The following is an example of an
arbitration provision:
Subject to the parties’ right to apply for injunctive relief as set forth
above in Section [__], any controversy or claim arising out of or related
to, the employment relationship between the parties as well as this
Agreement, or the breach thereof, shall be settled and decided by one
arbitrator pursuant to arbitration conducted in accordance with the
Commercial Arbitration Rules of the American Arbitration Association
("Rules"), as then in effect, unless the parties hereto mutually agree
otherwise in writing. Any such arbitration shall be held and conducted in
[______], in accordance with the provisions set forth in said Rules. The
award rendered by the arbitrator shall be final, and judgment may be entered
upon it in accordance with applicable law in any court having jurisdiction
thereof. The demand for arbitration shall be made within a reasonable time
after the claim, dispute or other matter in question has arisen. In no
event shall the demand for arbitration be made after the date when
institution of legal or equitable proceedings based on such claim, dispute
or other matter in question would be barred by the applicable statute of
limitations.
Employee understands that this arbitration
agreement covers any claims that Employee might bring under Title VII, the
Americans with Disabilities Act, the Age Discrimination In Employment Act,
and the [California Fair Employment and Housing Act]. However, claims under
applicable workers’ compensation laws or the National Labor Relations Act
shall not be subject to arbitration.
If any party prevails on a statutory claim
which affords the prevailing party attorneys’ fees, then the arbitrator may
award reasonable attorneys’ fees and costs to the prevailing party.
Employee understands and agrees that this arbitration agreement contains a
full and complete statement of any agreements and understandings regarding
resolution of disputes between Employer and Employee, and supersedes all
previous agreements, whether written or oral, express or implied, relating
to the resolution of disputes between Employer and Employee. Employee
further understands that this arbitration agreement cannot be modified
except in a written document signed by both the Employee and the an
authorized officer of Employer and authorized by the Board.

Employee understands and agrees that this agreement to arbitrate constitutes
a waiver of Employee’s right to a trial by jury of any matters subject to
arbitration under this Agreement.
VIII. Amendment to Agreement
Employment agreements generally state
that they may be amended only with the consent of both parties. If the
employer has more than a few employees in the same class and particularly in
the shareholder class, the amendment provision should also state that the
employer has the right to unilaterally amend the employment agreement with a
super-majority vote of the shareholders (such as 75% of the shareholders),
provided that (i) the amendment is equally applicable to all employees of
the same class, (ii) it does not affect rights which may have already
accrued and (iii) the employer provides written notice to the shareholder of
the amendment.

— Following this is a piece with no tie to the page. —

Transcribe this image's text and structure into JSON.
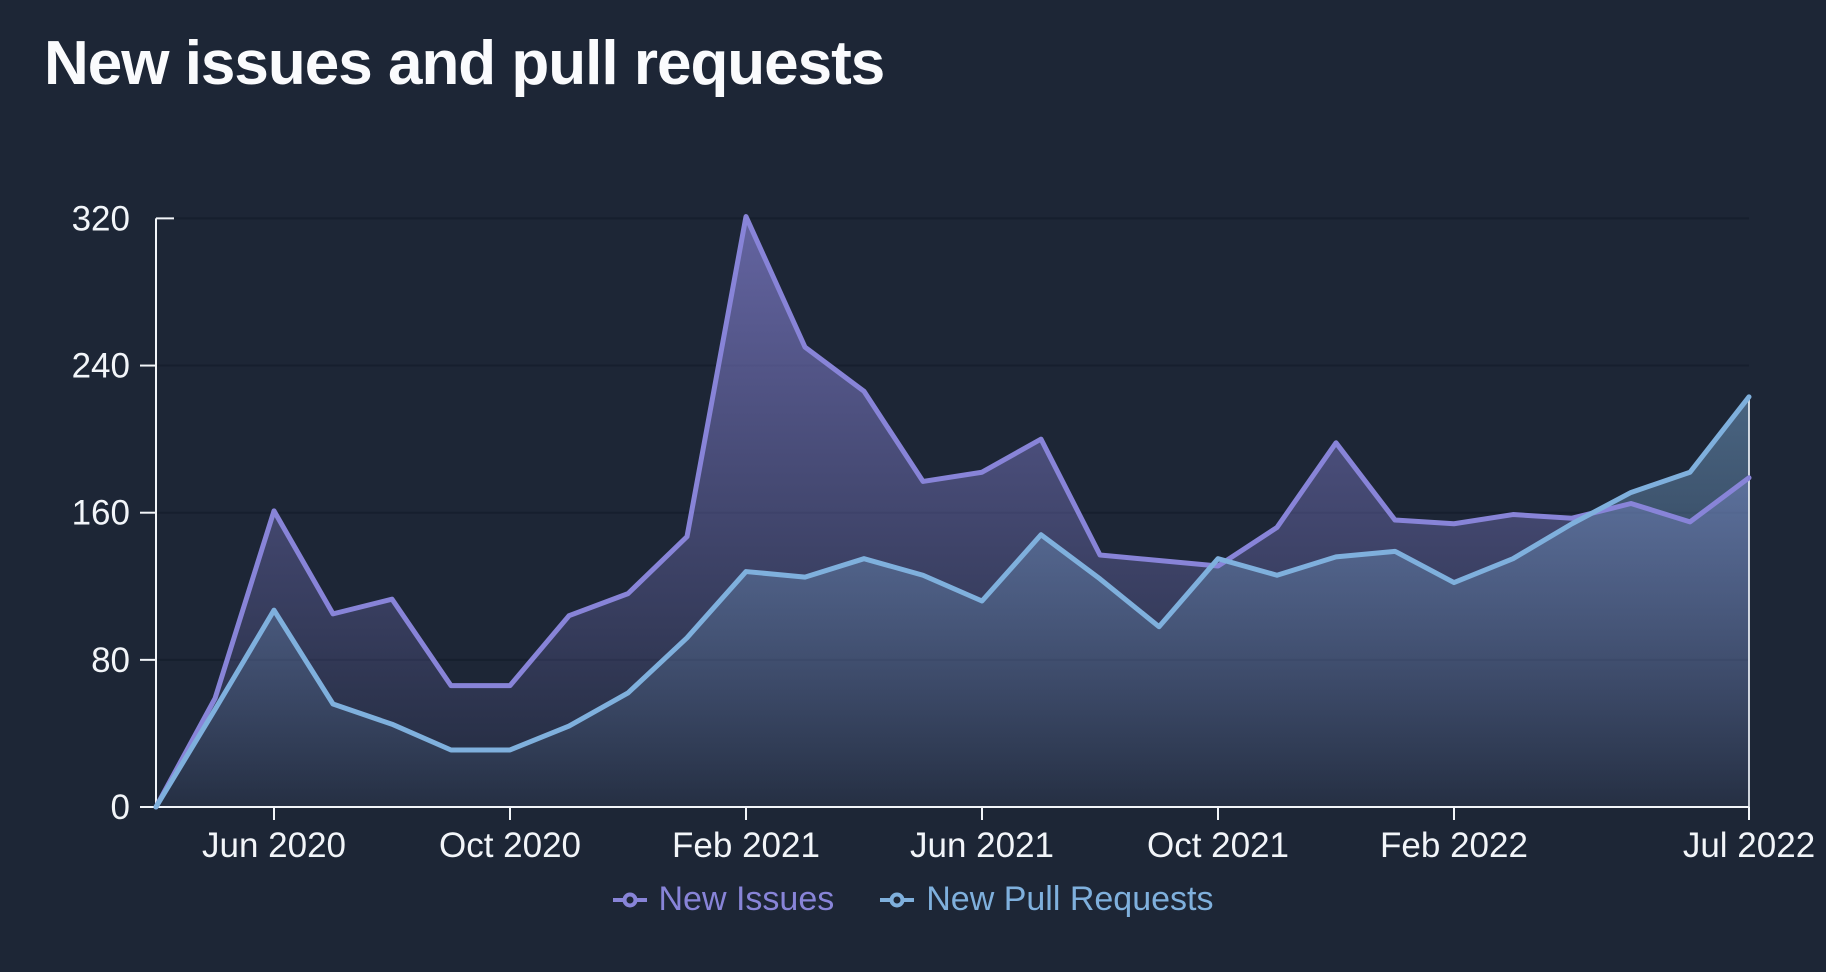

Without such a provision, the employer would need to have
unanimous approval to modify the employment agreements of the same class of
employees. As the health care industry changes, the need for flexibility
becomes more critical.
IX. Medical Records
The employment agreement should clearly
state that the medical records relating to patients seen by the employee
during the scope of employment shall remain in the custody and control of
the employer upon the employee’s termination of employment. The provision
should further state that the employee shall not be entitled to copy or keep
any portions of the records upon or after the termination of employment.
This provision may further state that the employer will grant the employee
access to a particular medical records if the patient brings a malpractice
action against the employee. Most state laws relating to medical records
require the employer to provide a copy of the record to another physician,
including the departed employee, if a patient requests so in writing.
Employers should be advised of their obligations to provide such records
upon receipt of a patient request, notwithstanding anything to the contrary
set forth in the employment agreement.